We wanted to understand what makes this domicile so attractive for private debt, so we spoke to one of our Luxembourg experts, David Kubilus, chief commercial officer of U.S. Bank Global Fund Services – Europe. He explains why the market is flourishing and what you should keep in mind if you’re interested in entering it.
Q: Private debt is one of the fastest growing asset classes in Luxembourg right now. What’s driving this growth?
The low interest environment that prevailed for the past ten years forced investors to seek higher yielding investments. Private debt offered positive returns while a lot of bonds and money markets show zero or negative yields.
Now, as interest rates are ticking upward, there’s still a lot of appeal for private debt, as they haven’t lost value the way other bonds have due to their comparatively low durations. This AIMA article explains it well:
“Credit risk plays a larger role in determining the value of private debt than it does in many traditional bonds. Plus, private debt is extended for shorter terms. This means that many private debt instruments have comparatively low durations – a measure of how sensitive their prices are to changes in interest rates. By looking at bonds and private debt in terms of duration, we can see exactly why private debt might suffer less in a rising interest rate environment.”

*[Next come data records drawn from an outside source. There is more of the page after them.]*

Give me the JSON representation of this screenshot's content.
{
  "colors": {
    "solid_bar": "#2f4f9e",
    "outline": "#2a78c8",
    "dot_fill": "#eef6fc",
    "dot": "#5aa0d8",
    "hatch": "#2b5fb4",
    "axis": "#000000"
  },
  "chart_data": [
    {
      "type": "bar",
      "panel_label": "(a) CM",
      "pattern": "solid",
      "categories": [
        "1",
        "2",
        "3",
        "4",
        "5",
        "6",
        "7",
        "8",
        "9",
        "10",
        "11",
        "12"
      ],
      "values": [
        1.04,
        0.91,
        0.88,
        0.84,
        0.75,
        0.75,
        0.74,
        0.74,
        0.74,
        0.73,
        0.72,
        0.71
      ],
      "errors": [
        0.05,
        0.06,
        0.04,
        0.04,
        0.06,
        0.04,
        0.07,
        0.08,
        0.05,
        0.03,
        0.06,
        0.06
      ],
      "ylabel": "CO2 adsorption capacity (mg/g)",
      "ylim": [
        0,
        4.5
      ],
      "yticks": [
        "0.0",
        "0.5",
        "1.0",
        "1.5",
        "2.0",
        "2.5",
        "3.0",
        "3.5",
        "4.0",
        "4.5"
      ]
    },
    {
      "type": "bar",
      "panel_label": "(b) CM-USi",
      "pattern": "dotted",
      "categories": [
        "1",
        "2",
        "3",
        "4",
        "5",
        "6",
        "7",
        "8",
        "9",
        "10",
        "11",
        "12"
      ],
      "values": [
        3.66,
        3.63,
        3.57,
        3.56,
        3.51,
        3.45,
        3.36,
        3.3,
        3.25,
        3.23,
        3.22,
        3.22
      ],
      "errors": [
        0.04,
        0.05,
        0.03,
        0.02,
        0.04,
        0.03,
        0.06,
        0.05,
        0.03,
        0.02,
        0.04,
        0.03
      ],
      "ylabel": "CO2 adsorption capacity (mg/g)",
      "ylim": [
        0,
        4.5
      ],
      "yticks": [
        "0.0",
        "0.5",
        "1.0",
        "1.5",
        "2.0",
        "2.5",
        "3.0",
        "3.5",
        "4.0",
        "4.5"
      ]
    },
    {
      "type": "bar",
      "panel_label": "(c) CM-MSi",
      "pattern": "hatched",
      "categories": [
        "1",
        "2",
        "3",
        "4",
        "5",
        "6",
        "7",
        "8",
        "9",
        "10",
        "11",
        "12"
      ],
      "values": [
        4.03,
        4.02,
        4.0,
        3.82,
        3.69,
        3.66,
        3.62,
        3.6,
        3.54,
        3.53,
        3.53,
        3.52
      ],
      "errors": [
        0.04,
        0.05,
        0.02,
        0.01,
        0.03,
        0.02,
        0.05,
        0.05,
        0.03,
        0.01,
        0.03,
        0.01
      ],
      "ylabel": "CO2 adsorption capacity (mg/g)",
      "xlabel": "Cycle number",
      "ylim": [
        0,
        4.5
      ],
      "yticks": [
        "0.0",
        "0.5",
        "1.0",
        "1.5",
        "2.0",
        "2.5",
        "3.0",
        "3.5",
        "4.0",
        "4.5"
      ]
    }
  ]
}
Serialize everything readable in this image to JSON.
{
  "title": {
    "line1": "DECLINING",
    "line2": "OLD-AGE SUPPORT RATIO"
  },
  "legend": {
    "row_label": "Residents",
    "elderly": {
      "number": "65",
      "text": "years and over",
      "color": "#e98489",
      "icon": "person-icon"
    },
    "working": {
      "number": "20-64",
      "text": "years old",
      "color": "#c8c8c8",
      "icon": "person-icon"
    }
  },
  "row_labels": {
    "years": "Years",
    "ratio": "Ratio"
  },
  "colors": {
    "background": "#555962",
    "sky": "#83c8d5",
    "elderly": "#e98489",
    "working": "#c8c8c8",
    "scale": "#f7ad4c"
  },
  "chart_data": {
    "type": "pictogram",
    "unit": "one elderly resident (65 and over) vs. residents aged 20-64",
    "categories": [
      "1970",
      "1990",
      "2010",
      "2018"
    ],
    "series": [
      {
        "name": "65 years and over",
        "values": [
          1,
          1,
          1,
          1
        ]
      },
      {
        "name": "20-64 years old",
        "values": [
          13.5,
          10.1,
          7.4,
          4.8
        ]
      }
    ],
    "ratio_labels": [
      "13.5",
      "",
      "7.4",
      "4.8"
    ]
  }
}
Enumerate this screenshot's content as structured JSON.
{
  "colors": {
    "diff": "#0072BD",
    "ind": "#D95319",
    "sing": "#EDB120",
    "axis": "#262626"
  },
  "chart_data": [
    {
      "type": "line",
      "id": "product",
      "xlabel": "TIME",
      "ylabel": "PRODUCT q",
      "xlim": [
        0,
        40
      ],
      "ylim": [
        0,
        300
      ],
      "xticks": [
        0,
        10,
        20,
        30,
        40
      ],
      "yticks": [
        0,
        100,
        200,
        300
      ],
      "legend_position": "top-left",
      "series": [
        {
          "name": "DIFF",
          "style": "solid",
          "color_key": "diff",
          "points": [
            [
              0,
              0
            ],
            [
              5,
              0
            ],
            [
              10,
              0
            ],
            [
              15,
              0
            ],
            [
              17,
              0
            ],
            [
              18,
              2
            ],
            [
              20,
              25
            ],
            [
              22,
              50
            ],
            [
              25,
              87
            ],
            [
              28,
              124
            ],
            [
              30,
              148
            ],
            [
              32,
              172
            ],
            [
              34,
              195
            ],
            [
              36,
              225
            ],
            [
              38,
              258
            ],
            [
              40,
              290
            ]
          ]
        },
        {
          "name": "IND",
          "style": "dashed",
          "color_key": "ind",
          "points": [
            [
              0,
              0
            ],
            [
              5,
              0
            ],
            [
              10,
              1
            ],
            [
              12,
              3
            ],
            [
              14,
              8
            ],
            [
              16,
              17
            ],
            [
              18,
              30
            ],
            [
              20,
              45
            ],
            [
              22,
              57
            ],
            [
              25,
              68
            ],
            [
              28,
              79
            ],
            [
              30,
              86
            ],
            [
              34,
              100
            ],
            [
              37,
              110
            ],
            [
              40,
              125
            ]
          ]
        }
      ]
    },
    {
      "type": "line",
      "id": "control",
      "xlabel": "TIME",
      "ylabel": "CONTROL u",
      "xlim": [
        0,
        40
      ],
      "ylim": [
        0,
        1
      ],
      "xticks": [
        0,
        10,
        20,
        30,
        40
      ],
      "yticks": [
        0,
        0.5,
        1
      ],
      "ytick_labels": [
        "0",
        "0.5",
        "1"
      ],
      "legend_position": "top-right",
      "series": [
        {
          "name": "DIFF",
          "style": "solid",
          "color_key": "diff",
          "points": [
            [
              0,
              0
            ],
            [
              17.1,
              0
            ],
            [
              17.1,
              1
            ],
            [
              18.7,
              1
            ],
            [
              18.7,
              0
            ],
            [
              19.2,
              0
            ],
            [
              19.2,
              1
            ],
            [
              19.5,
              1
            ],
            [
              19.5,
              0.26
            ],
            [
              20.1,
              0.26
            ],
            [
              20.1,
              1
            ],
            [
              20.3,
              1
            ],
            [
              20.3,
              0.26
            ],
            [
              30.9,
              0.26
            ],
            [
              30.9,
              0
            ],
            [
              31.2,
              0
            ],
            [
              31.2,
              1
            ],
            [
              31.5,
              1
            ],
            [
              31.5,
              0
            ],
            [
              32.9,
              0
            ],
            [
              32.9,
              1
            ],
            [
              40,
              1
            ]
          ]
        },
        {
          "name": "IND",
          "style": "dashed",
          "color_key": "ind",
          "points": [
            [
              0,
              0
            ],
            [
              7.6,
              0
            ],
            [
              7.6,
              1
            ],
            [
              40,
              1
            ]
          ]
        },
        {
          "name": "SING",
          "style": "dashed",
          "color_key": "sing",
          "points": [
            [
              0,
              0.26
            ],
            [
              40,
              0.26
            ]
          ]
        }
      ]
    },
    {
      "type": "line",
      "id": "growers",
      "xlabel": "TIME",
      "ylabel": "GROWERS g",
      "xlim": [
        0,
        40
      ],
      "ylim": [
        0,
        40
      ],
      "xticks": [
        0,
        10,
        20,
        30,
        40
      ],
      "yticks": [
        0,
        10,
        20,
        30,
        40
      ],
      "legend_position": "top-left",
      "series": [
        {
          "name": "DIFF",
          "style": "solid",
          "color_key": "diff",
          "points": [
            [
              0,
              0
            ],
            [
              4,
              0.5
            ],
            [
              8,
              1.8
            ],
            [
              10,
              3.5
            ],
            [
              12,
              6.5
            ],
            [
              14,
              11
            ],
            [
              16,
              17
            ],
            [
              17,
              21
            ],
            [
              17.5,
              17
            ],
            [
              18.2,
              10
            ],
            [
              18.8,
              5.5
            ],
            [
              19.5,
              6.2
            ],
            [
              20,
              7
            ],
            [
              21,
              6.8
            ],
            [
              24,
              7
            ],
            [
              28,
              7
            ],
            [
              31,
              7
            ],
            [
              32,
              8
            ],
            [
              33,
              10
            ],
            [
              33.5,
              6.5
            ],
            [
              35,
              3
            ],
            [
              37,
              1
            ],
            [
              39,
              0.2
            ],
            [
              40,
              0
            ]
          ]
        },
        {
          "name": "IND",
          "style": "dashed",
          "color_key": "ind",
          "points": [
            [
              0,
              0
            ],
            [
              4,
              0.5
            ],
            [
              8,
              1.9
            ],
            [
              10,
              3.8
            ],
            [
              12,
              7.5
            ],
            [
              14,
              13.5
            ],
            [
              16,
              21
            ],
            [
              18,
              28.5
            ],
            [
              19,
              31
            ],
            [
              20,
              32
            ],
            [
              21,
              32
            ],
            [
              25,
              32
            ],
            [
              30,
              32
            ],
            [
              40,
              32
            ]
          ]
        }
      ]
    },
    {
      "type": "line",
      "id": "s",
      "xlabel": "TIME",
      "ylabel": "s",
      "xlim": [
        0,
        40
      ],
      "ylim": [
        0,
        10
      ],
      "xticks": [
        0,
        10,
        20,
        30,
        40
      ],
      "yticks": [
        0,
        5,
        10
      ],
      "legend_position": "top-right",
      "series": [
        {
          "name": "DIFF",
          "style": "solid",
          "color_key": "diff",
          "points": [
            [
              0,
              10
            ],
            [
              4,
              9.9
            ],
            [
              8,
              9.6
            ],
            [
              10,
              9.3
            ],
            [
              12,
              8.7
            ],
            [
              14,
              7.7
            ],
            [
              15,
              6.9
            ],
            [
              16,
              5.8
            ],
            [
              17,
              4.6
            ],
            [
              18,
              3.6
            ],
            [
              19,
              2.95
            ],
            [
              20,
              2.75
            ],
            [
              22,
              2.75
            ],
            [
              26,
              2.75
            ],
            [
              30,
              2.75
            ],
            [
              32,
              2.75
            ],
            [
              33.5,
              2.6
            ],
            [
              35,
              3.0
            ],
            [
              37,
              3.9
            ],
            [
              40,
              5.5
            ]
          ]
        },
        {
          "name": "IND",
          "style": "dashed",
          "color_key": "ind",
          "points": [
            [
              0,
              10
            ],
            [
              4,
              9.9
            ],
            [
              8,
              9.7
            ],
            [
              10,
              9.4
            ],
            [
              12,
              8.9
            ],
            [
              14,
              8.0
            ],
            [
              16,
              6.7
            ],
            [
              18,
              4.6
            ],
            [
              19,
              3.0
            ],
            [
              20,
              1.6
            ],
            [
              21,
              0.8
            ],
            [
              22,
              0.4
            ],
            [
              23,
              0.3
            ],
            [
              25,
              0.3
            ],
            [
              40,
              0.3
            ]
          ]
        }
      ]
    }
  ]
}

In Luxembourg, the government and regulators have given asset managers a very flexible framework of vehicles and fund types that can address the requirements of different types of investors and the different geographies for private debt investments. There is also a mature ecosystem in Luxembourg to support these funds and their distribution from a legal, audit and management company perspective.
Q: What challenges does private debt present for asset managers?
Private debt is still a fairly new asset class for investment funds, and very few administrators in Luxembourg know how to handle its nuances. Maintaining the critical data elements required for accounting and servicing private debt instruments is a complex process.
Private debt is a sub-class of private capital but could include CLOs, CDOs, infrastructure debt and private loans. Each one of these structures has its own unique requirements. Many managers also want integrated loan servicing solutions – and they quickly realize there’s only a very small number of firms in Luxembourg capable of providing that.